WASHINGTON: A key Congressional Democrat said it’s important to “shout it from the rafters” that the Biden administration is taking too much time to divulge details about when the 2022 defense budget will be released, and while he’s been trying, he’s heard almost nothing back.

“I am deeply concerned about the Biden administration dragging their feet on getting us the damn budget,” chairman of the House Armed Services Committee, Adam Smith, said during a virtual event hosted by the Ronald Reagan Presidential Foundation. “The White House itself is not doing the job they should be doing.”

The Democrat, who has been an influential voice on defense budget for years, raised the concern that the longer the wait drags on, the chances improve that 2022 will begin with a continuing resolution.

“I can’t get the White House to take my calls on this one. Just send it to us,” Smith said. “We need it in order to pass a budget and move forward…get us the numbers before May 10.”

Administration officials have hinted that the budget release day would be May 3, but that target has slipped, and with competing  priorities like the new COVID relief bill and a debt ceiling debate that will need to be resolved by Aug. 1, Congress is looking at a busy several months. 

The White House last week released a $1.6 trillion ‘skinny budget’ that only contained the toplines for each department, including a $715 billion request to fund the Pentagon in 2022, a slim 1.7% increase from the 2021 spending plan.  

That number, which when combined with inflation would actually represent a slight decrease in defense spending in 2022, has drawn criticism from Republicans who want big increases in the budget and from some Democrats who are looking to spend less on defense and more on domestic programs.

“We can talk about $741 [billion] or 780, or 600, or whatever,” Smith said. “Whatever that number is we need to get more out of that money being spent.”

He pushed back against calls for an annual 3% to 5% above inflation growth in the budget, pointing out that larger toplines have led to a string of acquisition failures over the years that the Pentagon is still struggling to pay for and fix.

“If that modernization looks like the DDG-1000, Future Combat Systems, the Expeditionary Fighting Vehicle, the F-35, the LCS [Littoral Combat Ship], then that’s another disaster. How much money was spent on all of those programs? We’ve got to get smarter.”

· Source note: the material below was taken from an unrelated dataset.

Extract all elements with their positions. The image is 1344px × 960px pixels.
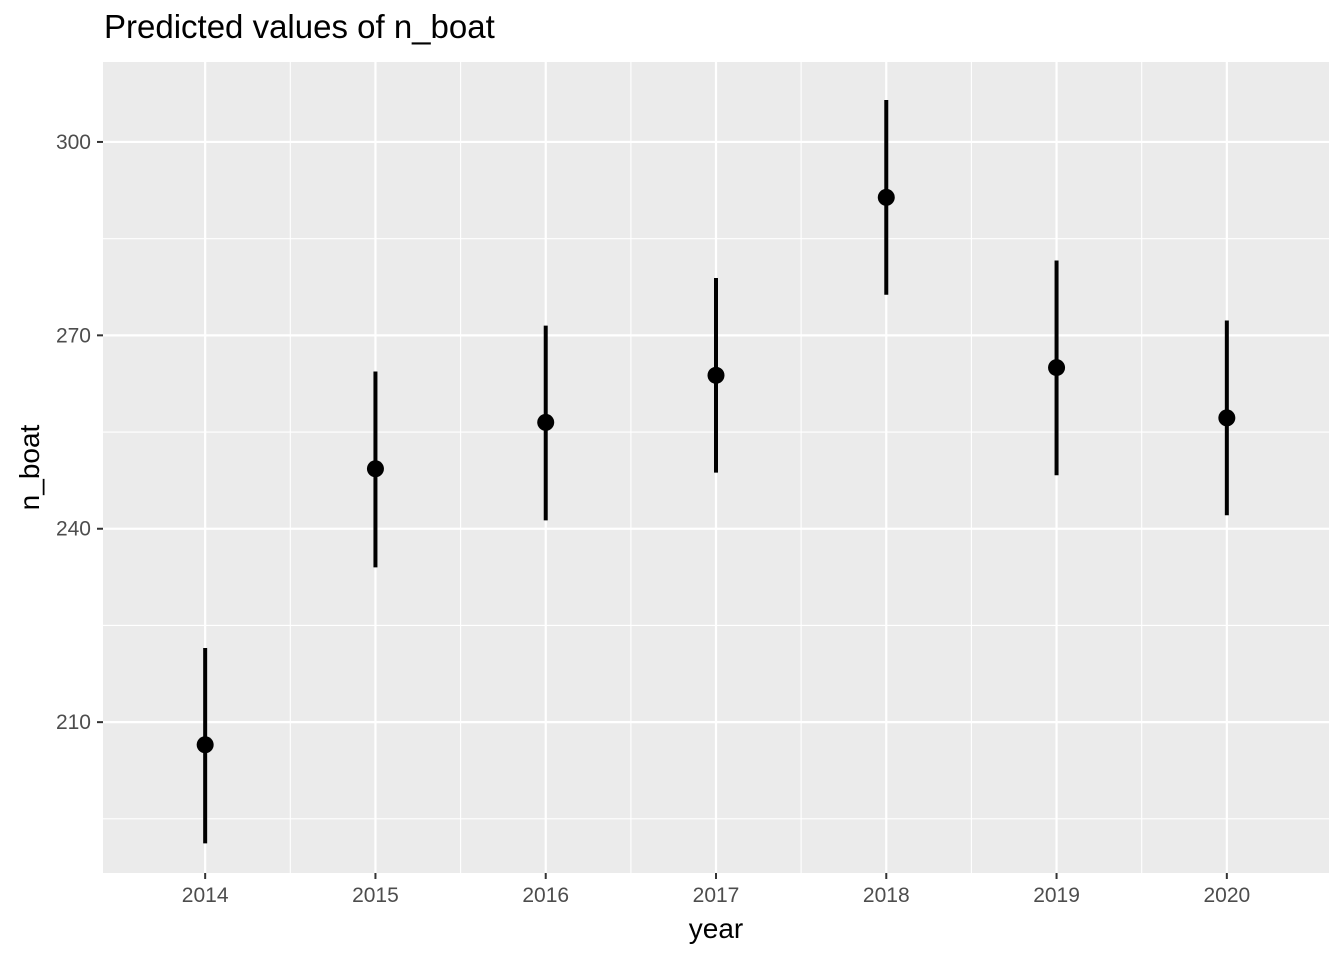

Part of getting smarter would entail rewriting the 2018 National Defense Strategy, which Defense Secretary Lloyd Austin has pledged to do. Smith called the current strategy “unrealistic,” noting that “we have to be able to win an all-out war with China and preferably dominate…We also have to be able to deal with Russia in Eastern Europe to deter what’s going on.”

“We can never possibly do what we are being told we have to do. We are sort of perpetually chasing our tail.”

He called for a renewed focus on capabilities rather than capacity, particularly when it comes to modernizing the Navy, which has called for building dozens of new manned ships and hundreds of unmanned vessels in the coming decade, but which has yet to fully explain how that expansion will be paid for. 

“We have spent defense dollars in a very ineffective way in the last 20 years,” Smith said, “and we need to get our arms around that.”